I wonder if you could do it in Solr itself, instead of SolrMarc? As an
input filter (I forget the exact technical language for this, but
there's something you can set to do this task in Solr); which you don't
need to get it built into the Solr distro to do, Solr allows you to have
your own custom plugins like this in the lib directory, and specify in
them in the schema.xml and such. I think. Just a brainstorming idea,
don't know enough details about Solr to know if it would work well for
sure. But if it would, I wonder if putting it configuration in Solr
itself is preferable to SolrMarc, for wider sharing/utility of code with
anyone using Solr but not neccesarily using SolrMarc.
Bess Sadler wrote:
> By sending this here I hope I'm going to hit everyone on the
> blacklight, vufind, and solrmarc mailing lists, and maybe some other
> interested parties.
> Our East Asian Languages Librarian has approached me with a problem he
> wants to see solved. According to him, the typical North American
> library cataloging rules for constructing Pinyin transliterations are
> different from the rules that are used in China. What this means is
> that native Chinese speakers have a lot of trouble searching our
> catalog (it is "practically unusable" was his exact quote).

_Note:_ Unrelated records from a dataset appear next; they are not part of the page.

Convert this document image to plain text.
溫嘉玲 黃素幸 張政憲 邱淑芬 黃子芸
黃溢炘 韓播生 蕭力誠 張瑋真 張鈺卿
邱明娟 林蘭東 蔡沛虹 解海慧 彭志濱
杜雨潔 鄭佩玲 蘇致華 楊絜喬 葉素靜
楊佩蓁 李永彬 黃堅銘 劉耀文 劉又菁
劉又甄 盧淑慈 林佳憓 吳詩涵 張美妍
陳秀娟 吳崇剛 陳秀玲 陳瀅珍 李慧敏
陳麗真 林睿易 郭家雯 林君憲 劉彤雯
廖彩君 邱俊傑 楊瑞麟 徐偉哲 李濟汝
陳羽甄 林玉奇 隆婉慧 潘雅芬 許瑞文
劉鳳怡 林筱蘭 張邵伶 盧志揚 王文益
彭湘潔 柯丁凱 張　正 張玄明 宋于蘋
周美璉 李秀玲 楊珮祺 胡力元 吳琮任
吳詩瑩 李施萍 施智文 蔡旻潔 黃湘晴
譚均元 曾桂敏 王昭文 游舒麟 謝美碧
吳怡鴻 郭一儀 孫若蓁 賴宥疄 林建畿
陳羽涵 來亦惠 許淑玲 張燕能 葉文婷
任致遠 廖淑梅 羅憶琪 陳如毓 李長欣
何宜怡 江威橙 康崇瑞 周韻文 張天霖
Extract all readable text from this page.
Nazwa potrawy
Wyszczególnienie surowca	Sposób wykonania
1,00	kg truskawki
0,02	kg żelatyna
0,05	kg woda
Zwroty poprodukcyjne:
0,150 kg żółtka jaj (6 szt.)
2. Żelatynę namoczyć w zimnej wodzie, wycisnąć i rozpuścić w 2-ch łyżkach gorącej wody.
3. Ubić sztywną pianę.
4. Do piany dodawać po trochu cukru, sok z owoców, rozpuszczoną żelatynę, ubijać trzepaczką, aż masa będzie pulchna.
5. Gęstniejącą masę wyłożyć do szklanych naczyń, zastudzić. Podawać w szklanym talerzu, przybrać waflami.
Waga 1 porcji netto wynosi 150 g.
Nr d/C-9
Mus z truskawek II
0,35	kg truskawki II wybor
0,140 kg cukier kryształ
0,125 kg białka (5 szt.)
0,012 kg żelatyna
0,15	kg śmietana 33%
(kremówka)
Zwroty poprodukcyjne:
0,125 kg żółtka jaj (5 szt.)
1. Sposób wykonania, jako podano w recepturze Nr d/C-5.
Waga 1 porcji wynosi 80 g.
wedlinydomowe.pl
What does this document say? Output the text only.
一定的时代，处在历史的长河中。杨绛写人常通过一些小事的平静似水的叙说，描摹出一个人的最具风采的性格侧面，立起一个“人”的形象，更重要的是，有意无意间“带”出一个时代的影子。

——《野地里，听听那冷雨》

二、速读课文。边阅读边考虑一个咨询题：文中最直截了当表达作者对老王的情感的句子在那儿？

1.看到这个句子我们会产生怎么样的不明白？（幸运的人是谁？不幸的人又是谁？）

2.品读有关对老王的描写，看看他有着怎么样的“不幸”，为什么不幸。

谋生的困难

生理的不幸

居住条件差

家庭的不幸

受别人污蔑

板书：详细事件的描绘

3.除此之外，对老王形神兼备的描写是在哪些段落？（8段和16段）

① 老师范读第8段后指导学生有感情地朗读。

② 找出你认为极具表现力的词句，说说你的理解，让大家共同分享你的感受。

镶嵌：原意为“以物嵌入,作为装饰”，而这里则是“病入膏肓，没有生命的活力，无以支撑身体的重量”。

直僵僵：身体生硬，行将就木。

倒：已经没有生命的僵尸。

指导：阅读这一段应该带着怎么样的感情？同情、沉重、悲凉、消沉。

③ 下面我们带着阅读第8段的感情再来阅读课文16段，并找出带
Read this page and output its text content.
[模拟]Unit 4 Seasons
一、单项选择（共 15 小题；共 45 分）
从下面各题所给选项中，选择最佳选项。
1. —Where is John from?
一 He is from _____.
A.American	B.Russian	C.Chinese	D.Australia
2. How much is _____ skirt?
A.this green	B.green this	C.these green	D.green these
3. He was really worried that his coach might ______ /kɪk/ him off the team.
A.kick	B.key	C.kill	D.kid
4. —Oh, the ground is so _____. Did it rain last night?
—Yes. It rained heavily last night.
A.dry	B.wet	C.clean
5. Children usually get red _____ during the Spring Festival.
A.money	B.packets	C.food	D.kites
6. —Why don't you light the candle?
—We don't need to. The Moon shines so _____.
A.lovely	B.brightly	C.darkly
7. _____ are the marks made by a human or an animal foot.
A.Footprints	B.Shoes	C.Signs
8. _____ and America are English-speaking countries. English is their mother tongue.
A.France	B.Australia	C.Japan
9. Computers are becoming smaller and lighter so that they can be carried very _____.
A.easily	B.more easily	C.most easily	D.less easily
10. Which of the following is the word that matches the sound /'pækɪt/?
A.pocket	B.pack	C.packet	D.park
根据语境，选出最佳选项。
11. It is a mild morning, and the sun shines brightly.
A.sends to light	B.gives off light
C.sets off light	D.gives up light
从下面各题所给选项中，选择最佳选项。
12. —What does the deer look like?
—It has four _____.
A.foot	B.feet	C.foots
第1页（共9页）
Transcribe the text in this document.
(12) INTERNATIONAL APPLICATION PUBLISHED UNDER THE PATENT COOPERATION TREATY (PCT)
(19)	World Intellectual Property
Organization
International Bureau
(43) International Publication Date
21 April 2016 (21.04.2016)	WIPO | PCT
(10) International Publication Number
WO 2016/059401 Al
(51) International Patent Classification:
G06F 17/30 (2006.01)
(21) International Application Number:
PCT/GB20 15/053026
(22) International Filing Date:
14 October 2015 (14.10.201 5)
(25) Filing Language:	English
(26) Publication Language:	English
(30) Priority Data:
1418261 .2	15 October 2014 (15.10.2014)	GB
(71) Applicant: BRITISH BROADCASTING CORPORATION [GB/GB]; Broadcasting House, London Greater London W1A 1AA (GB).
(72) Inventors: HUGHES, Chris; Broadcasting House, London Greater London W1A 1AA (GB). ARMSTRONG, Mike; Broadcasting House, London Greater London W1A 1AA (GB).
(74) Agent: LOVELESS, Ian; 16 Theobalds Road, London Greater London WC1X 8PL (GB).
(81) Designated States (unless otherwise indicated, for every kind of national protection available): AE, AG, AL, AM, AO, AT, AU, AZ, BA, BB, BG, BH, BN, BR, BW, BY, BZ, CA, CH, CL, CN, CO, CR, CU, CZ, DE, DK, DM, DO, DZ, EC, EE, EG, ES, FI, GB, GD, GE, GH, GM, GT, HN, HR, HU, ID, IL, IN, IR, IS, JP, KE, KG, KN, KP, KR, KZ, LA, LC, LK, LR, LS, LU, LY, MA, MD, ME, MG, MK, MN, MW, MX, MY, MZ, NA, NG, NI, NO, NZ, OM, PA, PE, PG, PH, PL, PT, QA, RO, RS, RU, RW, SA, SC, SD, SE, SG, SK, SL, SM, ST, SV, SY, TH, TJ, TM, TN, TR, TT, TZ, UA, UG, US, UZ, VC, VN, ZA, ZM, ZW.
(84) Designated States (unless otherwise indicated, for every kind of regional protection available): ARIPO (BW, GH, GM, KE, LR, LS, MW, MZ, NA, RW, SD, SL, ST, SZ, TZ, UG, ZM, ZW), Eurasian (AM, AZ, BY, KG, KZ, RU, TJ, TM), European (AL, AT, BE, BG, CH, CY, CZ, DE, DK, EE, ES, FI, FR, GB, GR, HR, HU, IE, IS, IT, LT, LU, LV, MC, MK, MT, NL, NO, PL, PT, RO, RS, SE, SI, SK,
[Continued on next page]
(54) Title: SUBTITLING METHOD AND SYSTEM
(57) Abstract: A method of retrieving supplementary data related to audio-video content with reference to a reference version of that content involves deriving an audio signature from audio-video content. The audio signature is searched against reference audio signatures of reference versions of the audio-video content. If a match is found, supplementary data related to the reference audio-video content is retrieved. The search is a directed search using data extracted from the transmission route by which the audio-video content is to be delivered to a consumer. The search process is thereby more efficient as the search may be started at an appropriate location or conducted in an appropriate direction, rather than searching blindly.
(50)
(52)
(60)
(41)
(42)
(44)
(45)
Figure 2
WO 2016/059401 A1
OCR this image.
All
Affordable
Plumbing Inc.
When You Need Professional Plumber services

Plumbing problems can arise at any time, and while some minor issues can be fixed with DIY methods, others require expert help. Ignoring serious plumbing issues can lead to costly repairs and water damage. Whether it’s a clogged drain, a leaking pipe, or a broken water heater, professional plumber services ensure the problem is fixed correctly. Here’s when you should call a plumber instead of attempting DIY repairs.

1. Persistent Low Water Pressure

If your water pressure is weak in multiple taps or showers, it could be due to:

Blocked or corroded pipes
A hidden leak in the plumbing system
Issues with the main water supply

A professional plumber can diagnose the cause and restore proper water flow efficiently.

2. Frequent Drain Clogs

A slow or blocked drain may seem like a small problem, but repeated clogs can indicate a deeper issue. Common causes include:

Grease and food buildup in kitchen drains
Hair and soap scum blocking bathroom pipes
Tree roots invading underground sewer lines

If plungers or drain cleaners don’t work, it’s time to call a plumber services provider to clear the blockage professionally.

His
> proposal, and I think it's a good one, is that since we're re-indexing
> our records into solr anyway, we could apply at index time an
> algorithm to convert North American Pinyin to Chinese rules Pinyin,
> index both values, and thus make the catalog much more useful to an
> under-served population. This seems like a great suggestion to me, but
> before I start devoting development cycles to it I wanted to poll the
> community... is there a more obvious answer that I'm not seeing? Has
> anyone solved this already?
> What's the right place for such a piece of code? Solrmarc seems the
> obvious place to me. As it has been described to me so far, this
> doesn't seem like an issue affecting people outside the library realm,
> which makes it seem too niche and community-specific to get it built
> into the lucene codebase, but I could be wrong about that. Maybe it
> would be better as a lucene contrib library?
> So, thoughts? Anyone know more about this than I do and want to speak up?